Following the shock resignation of former Chancellor Rishi Sunak, his replacement Nadhim Zahawi has said he and Prime Minister Boris Johnson want to “rebuild the economy” and get soaring inflation under control.
Mr Zahawi said “nothing is off the table” in terms of cutting taxes.
What are some of the options open to the new Chancellor to make good on those plans?
1. Cut VAT
Mr Zahawi has said he wants to do two things: cut taxes and “bear down” on inflation.
Those are not usually happy bedfellows. Cutting taxes puts more money into the economy, which drives prices up – so how can he walk this line?
A temporary cut in VAT – the tax paid when buying goods and services – from 20% to 17.5%, say, would lower the price of goods and services in the basket used to calculate inflation – taxes would get cut, and prices would go down.
But there would be some problems with this. The cut might not be passed on by struggling businesses.
Even if it were, the extra money in people’s pockets would be chasing the same number of goods in an economy where supply is the problem, risking pushing inflation, which is already rising at its fastest rate for 40 years, up even further.
In any event, prices would just go back up again when the VAT cut was reversed.
2. Bring forward income tax cuts
Mr Zahawi could bring forward the 1p income tax cut that Rishi Sunak promised would happen in 2024. before the next election.
The Taxpayers’ Alliance, a pressure group that campaigns for lower taxes, has said if the government wanted to give families “a respite from tax rises, they’d do well to simply bring forward the planned income tax cut instead of tricking taxpayers into thinking they’re better off”.
However, Rishi Sunak delayed that cut to the tax people pay on their income because it’s quite expensive – it would cost the government around £5bn.

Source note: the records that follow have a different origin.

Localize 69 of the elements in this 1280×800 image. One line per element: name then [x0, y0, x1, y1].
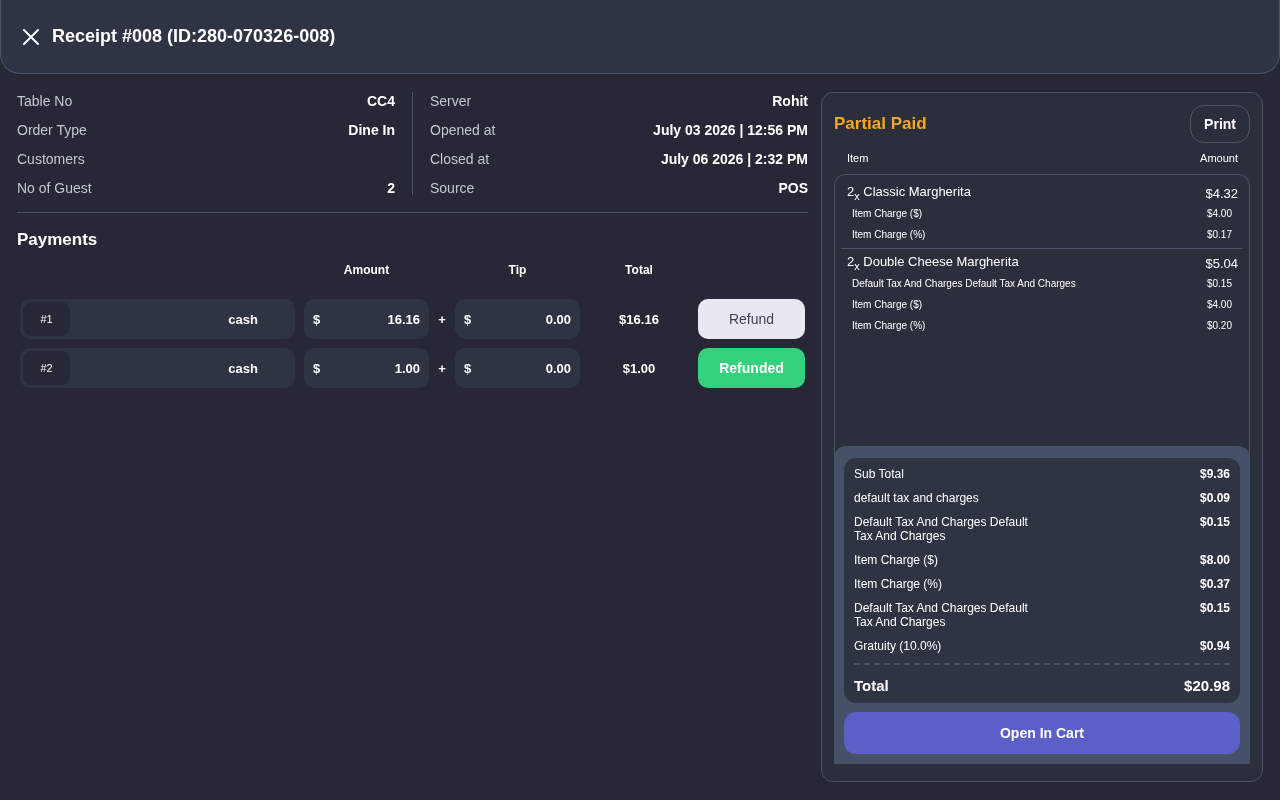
modifier-amount: $4.00	[1206, 299, 1232, 310]
plus-sign: +	[438, 311, 446, 327]
info-value: July 03 2026 | 12:56 PM	[653, 121, 808, 138]
info-label: Order Type	[17, 121, 87, 138]
info-label: Server	[430, 92, 472, 109]
info-value: July 06 2026 | 2:32 PM	[660, 150, 808, 167]
item-amount: $5.04	[1205, 255, 1238, 271]
close-icon	[23, 28, 39, 45]
summary-amount: $0.37	[1199, 577, 1230, 591]
info-label: No of Guest	[17, 179, 92, 196]
print-button[interactable]: Print	[1190, 105, 1250, 143]
info-label: Closed at	[430, 150, 490, 167]
info-label: Source	[430, 179, 475, 196]
summary-label: Item Charge ($)	[854, 553, 939, 567]
info-value: 2	[387, 179, 395, 196]
status-label: Partial Paid	[834, 114, 927, 134]
tip-field[interactable]: $ 0.00	[455, 299, 580, 339]
info-value: CC4	[367, 92, 395, 109]
summary-amount: $8.00	[1199, 553, 1230, 567]
modifier-amount: $0.20	[1206, 320, 1232, 331]
modifier-label: Item Charge (%)	[852, 229, 926, 240]
summary-label: Sub Total	[854, 467, 904, 481]
info-value: Dine In	[348, 121, 395, 138]
modifier-amount: $4.00	[1206, 208, 1232, 219]
item-name: 2$_{x}$ Double Cheese Margherita	[847, 254, 1019, 272]
summary-label: Item Charge (%)	[854, 577, 943, 591]
info-label: Customers	[17, 150, 85, 167]
summary-amount: $9.36	[1199, 467, 1230, 481]
amount-field[interactable]: $ 1.00	[304, 348, 429, 388]
modifier-amount: $0.17	[1206, 229, 1232, 240]
modifier-label: Default Tax And Charges Default Tax And Charges	[852, 278, 1076, 289]
summary-amount: $0.15	[1199, 601, 1230, 615]
info-label: Opened at	[430, 121, 496, 138]
payment-method-label: cash	[228, 360, 258, 376]
amount-field[interactable]: $ 16.16	[304, 299, 429, 339]
summary-label: default tax and charges	[854, 491, 979, 505]
item-amount: $4.32	[1205, 185, 1238, 201]
payments-title: Payments	[17, 230, 98, 249]
column-header: Item	[847, 151, 869, 165]
summary-amount: $0.09	[1199, 491, 1230, 505]
summary-label: Gratuity (10.0%)	[854, 639, 942, 653]
info-value: Rohit	[772, 92, 808, 109]
summary-label: Default Tax And Charges Default Tax And Charges	[854, 601, 1029, 629]
tip-field[interactable]: $ 0.00	[455, 348, 580, 388]
summary-amount: $0.94	[1199, 639, 1230, 653]
total-label: Total	[854, 676, 889, 694]
modifier-label: Item Charge ($)	[852, 208, 923, 219]
info-label: Table No	[17, 92, 73, 109]
payment-number-badge: #1	[23, 302, 70, 336]
payment-number-badge: #2	[23, 351, 70, 385]
item-name: 2$_{x}$ Classic Margherita	[847, 184, 971, 202]
payment-total: $1.00	[622, 360, 656, 376]
total-amount: $20.98	[1184, 676, 1230, 694]
info-value: POS	[778, 179, 808, 196]
payment-total: $16.16	[619, 311, 659, 327]
payment-method-label: cash	[228, 311, 258, 327]
column-header: Amount	[1200, 151, 1238, 165]
window-title: Receipt #008 (ID:280-070326-008)	[52, 26, 336, 47]
column-header: Tip	[508, 263, 527, 277]
column-header: Amount	[343, 263, 390, 277]
modifier-amount: $0.15	[1206, 278, 1232, 289]
summary-amount: $0.15	[1199, 515, 1230, 529]
column-header: Total	[625, 263, 653, 277]
modifier-label: Item Charge (%)	[852, 320, 926, 331]
modifier-label: Item Charge ($)	[852, 299, 923, 310]
refund-button[interactable]: Refund	[698, 299, 805, 339]
plus-sign: +	[438, 360, 446, 376]
open-in-cart-button[interactable]: Open In Cart	[844, 712, 1240, 754]
summary-label: Default Tax And Charges Default Tax And Charges	[854, 515, 1029, 543]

It would also benefit higher earners much more than lower earners, and it wouldn’t slow down how quickly prices rise.
3. Cut corporation tax
Mr Zahawi has hinted that he may scrap a planned corporation tax rise due in 2023 – this is the only tax he has so far specifically mentioned. The tax on company profits is due to rise from 19% to 25% in April 2023.
In an interview with BBC Breakfast on Thursday, Mr Zahawi said: “Companies make investment decisions over the long term. One of the taxes they can compare globally is corporation tax, and I want to take a very careful look at all the measures that I can bring to bear, to bear down on inflation but also return to that dynamic economy that delivers growth.”
In March 2020 the Treasury expected the tax to raise an extra £12bn next year, rising to £17bn in 2026.
That now looks optimistic as company profits are squeezed by higher costs and lower consumer demand.
Reversing some of it would not be that expensive, and would send a pro-business, pro-growth, traditionally conservative message.
Some Conservative MPs fear that increasing the tax will discourage foreign investment in the UK, which has fallen since the country voted to leave the EU. Historically, the amount of money raised by corporation tax has increased even as the rate declined.
So if cutting taxes while lowering inflation is a tough trick to pull off, what are some of the other options Mr Zahawi has at his disposal to ease the burden?
4. More government support
Low-income households will soon start to get government payments to help with the cost of living, and particularly their winter energy bills.
Will the new chancellor consider extending direct assistance for households?
Direct payments are unusual – certainly for a Conservative government – but these are unusual times.
Cost-of-living payments serve a dual purpose of being popular and comparatively easy to administer.
Next week, low-income households on means-tested benefits will receive the first instalment of financial support straight into their bank accounts.
Adding more payments during a tough winter ahead would allow people to spend the money quickly on the things that really matter – heating, eating and getting around.
However, direct payments are short-term by nature – unlike change to tax rises – and they still need to be paid for.
Mr Zahawi would need to find the money, at the same time as he faces pressure to cut taxes too.
These payments also risk being inflationary in themselves, adding to the likelihood of soaring prices in the longer-term.
Moreover, any government that keeps stepping in – as it has with furlough and cost of living payments – raises public expectations that it will do the same in every crisis situation.
Over time, that could become expensive and unmanageable.